Yovon certainly lost the battle, but the war is still being fought. It is today, as it was then; a spiritual and intellectual attack. The Greek Empire may be but a memory, but their tradition is alive and well on liberal university campuses throughout the world. They are the students of Epicurus, the Greek philosopher after whom the term apikorus was coined. They're big, organized, incredibly well funded and ferociously devoted to their dogma. They're also amazingly influential over the moral direction the overall society takes. All this, combined with the fact that even the largest yeshiva on earth is roughly the size of a petite community college, is nothing short of terrifying. When you think about it, we're still a group of outnumbered renegades, and it's a bigger miracle than ever that we persist.

As the longest zman of the year, winter holds potential that no two contiguous zmanim could ever rival. The most successful campaigns are those waged undauntedly and without interruption. The culmination of the learning week is night seder on Thursdays. This often lasts into the early morning.

Friday is spent recovering and preparing for Shabbos. Shabbos is spent enjoying precious free time with your family. Then it all starts again. Every week is a magical cycle of growth, rest and renewal, but after a while they can take on a monotonous undertone, and it can look as if the advance is languishing. Then, out of the darkness, comes Chanuka, a reminder that it can, and actually has, been won.

This year, when I pour the oil and light the menorah, I will look across the street at the glowing windows of my neighbors and try to receive the message I'm being sent. As dark as the winter may look, it's not as bad as what the enemy would like. Pirsumei Nisa is not just about remembering the miracles that were done for us so long ago, it's about recognizing the struggle in which we are all still very much entrenched and the miracles that are happening right now.

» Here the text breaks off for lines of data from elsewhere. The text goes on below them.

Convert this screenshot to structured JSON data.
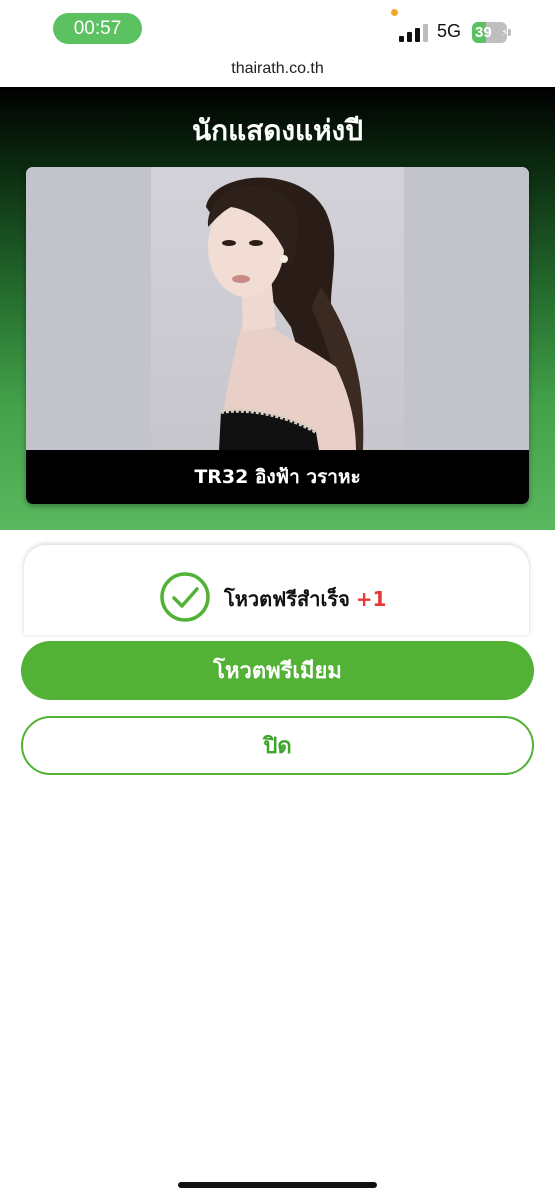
{
  "status_bar": {
    "time": "00:57",
    "network": "5G",
    "battery_percent": "39",
    "battery_level": 0.39,
    "battery_charging_glyph": "⚡"
  },
  "browser": {
    "url": "thairath.co.th"
  },
  "hero": {
    "title": "นักแสดงแห่งปี"
  },
  "candidate": {
    "name": "TR32 อิงฟ้า วราหะ"
  },
  "result": {
    "message": "โหวตฟรีสำเร็จ",
    "increment": "+1",
    "icon": "check-circle-icon"
  },
  "actions": {
    "premium_label": "โหวตพรีเมียม",
    "close_label": "ปิด"
  },
  "colors": {
    "accent_green": "#52b235",
    "increment_red": "#e53935",
    "time_pill_green": "#5cc261"
  }
}
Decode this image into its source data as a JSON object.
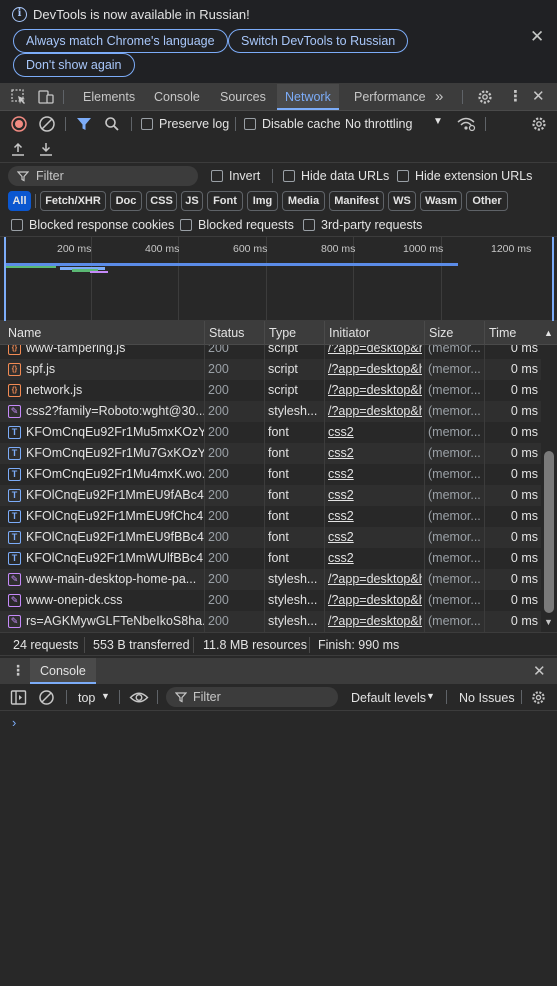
{
  "banner": {
    "message": "DevTools is now available in Russian!",
    "match_language": "Always match Chrome's language",
    "switch_language": "Switch DevTools to Russian",
    "dont_show": "Don't show again"
  },
  "tabs": [
    "Elements",
    "Console",
    "Sources",
    "Network",
    "Performance"
  ],
  "active_tab": "Network",
  "toolbar": {
    "preserve_log": "Preserve log",
    "disable_cache": "Disable cache",
    "throttling": "No throttling"
  },
  "filter": {
    "placeholder": "Filter",
    "invert": "Invert",
    "hide_data_urls": "Hide data URLs",
    "hide_extension_urls": "Hide extension URLs"
  },
  "type_chips": [
    "All",
    "Fetch/XHR",
    "Doc",
    "CSS",
    "JS",
    "Font",
    "Img",
    "Media",
    "Manifest",
    "WS",
    "Wasm",
    "Other"
  ],
  "active_chip": "All",
  "blocked": {
    "blocked_cookies": "Blocked response cookies",
    "blocked_requests": "Blocked requests",
    "third_party": "3rd-party requests"
  },
  "overview_ticks": [
    "200 ms",
    "400 ms",
    "600 ms",
    "800 ms",
    "1000 ms",
    "1200 ms"
  ],
  "table": {
    "columns": [
      "Name",
      "Status",
      "Type",
      "Initiator",
      "Size",
      "Time"
    ],
    "rows": [
      {
        "kind": "script",
        "name": "www-tampering.js",
        "status": "200",
        "type": "script",
        "initiator": "/?app=desktop&h",
        "size": "(memor...",
        "time": "0 ms"
      },
      {
        "kind": "script",
        "name": "spf.js",
        "status": "200",
        "type": "script",
        "initiator": "/?app=desktop&h",
        "size": "(memor...",
        "time": "0 ms"
      },
      {
        "kind": "script",
        "name": "network.js",
        "status": "200",
        "type": "script",
        "initiator": "/?app=desktop&h",
        "size": "(memor...",
        "time": "0 ms"
      },
      {
        "kind": "style",
        "name": "css2?family=Roboto:wght@30...",
        "status": "200",
        "type": "stylesh...",
        "initiator": "/?app=desktop&h",
        "size": "(memor...",
        "time": "0 ms"
      },
      {
        "kind": "font",
        "name": "KFOmCnqEu92Fr1Mu5mxKOzY...",
        "status": "200",
        "type": "font",
        "initiator": "css2",
        "size": "(memor...",
        "time": "0 ms"
      },
      {
        "kind": "font",
        "name": "KFOmCnqEu92Fr1Mu7GxKOzY...",
        "status": "200",
        "type": "font",
        "initiator": "css2",
        "size": "(memor...",
        "time": "0 ms"
      },
      {
        "kind": "font",
        "name": "KFOmCnqEu92Fr1Mu4mxK.wo...",
        "status": "200",
        "type": "font",
        "initiator": "css2",
        "size": "(memor...",
        "time": "0 ms"
      },
      {
        "kind": "font",
        "name": "KFOlCnqEu92Fr1MmEU9fABc4...",
        "status": "200",
        "type": "font",
        "initiator": "css2",
        "size": "(memor...",
        "time": "0 ms"
      },
      {
        "kind": "font",
        "name": "KFOlCnqEu92Fr1MmEU9fChc4...",
        "status": "200",
        "type": "font",
        "initiator": "css2",
        "size": "(memor...",
        "time": "0 ms"
      },
      {
        "kind": "font",
        "name": "KFOlCnqEu92Fr1MmEU9fBBc4...",
        "status": "200",
        "type": "font",
        "initiator": "css2",
        "size": "(memor...",
        "time": "0 ms"
      },
      {
        "kind": "font",
        "name": "KFOlCnqEu92Fr1MmWUlfBBc4...",
        "status": "200",
        "type": "font",
        "initiator": "css2",
        "size": "(memor...",
        "time": "0 ms"
      },
      {
        "kind": "style",
        "name": "www-main-desktop-home-pa...",
        "status": "200",
        "type": "stylesh...",
        "initiator": "/?app=desktop&h",
        "size": "(memor...",
        "time": "0 ms"
      },
      {
        "kind": "style",
        "name": "www-onepick.css",
        "status": "200",
        "type": "stylesh...",
        "initiator": "/?app=desktop&h",
        "size": "(memor...",
        "time": "0 ms"
      },
      {
        "kind": "style",
        "name": "rs=AGKMywGLFTeNbeIkoS8ha...",
        "status": "200",
        "type": "stylesh...",
        "initiator": "/?app=desktop&h",
        "size": "(memor...",
        "time": "0 ms"
      }
    ]
  },
  "summary": {
    "requests": "24 requests",
    "transferred": "553 B transferred",
    "resources": "11.8 MB resources",
    "finish": "Finish: 990 ms"
  },
  "drawer": {
    "tab": "Console",
    "context": "top",
    "filter_placeholder": "Filter",
    "levels": "Default levels",
    "issues": "No Issues"
  },
  "colors": {
    "accent": "#7cacf8",
    "record": "#f28b82",
    "script_icon": "#f28b54",
    "style_icon": "#c58af9",
    "font_icon": "#7cacf8"
  }
}
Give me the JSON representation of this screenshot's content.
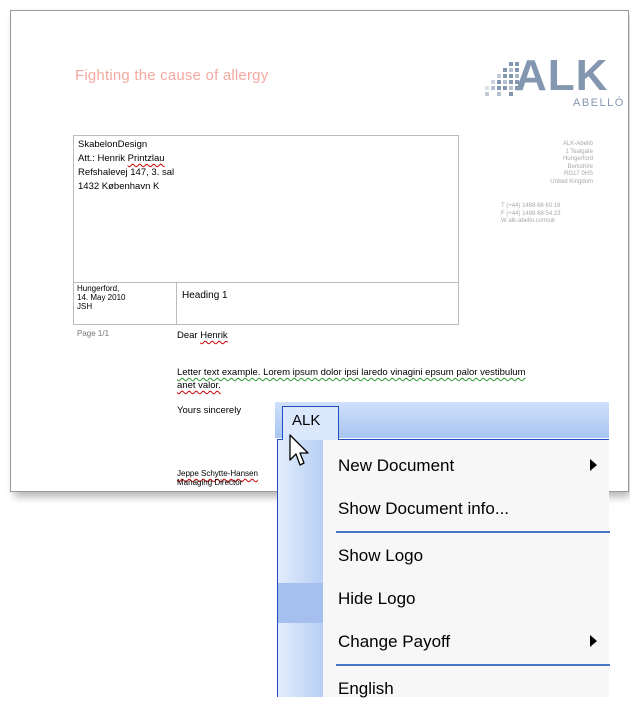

What makes both the intellectual and social struggle possible is the sacrifice of thousands of kollel families who directly trade materialism for their avodoh, on a daily basis. The Lexus for the bus. The designer suit for something called Bagir. The steak for the mysterious grey tofu wads they serve in yeshiva. Yes, they're almost as bad as they sound, but I dare say it's worth it. You learn all day. It's the final frontier of true scholarly greatness, truth and purity and you're a part of it. You're part of the revolution.

I've been accused of romanticizing the whole thing, but everyone should have something they romanticize, and since this is what I'm spending most of my life's energy on at the moment, I think I have a right. I imagine that if I were picking olives instead of learning in kollel, I would figure out how that is really the fight against Greek culture, which, by the way, I imagine it could be. But it really is pretty stirring.

At about nine fifteen, when the yeshiva buses unload their fare on Shmuel Hanovi, there is what can only be described as what looks like a uniformed militia marching into battle, which, in a sense, it is.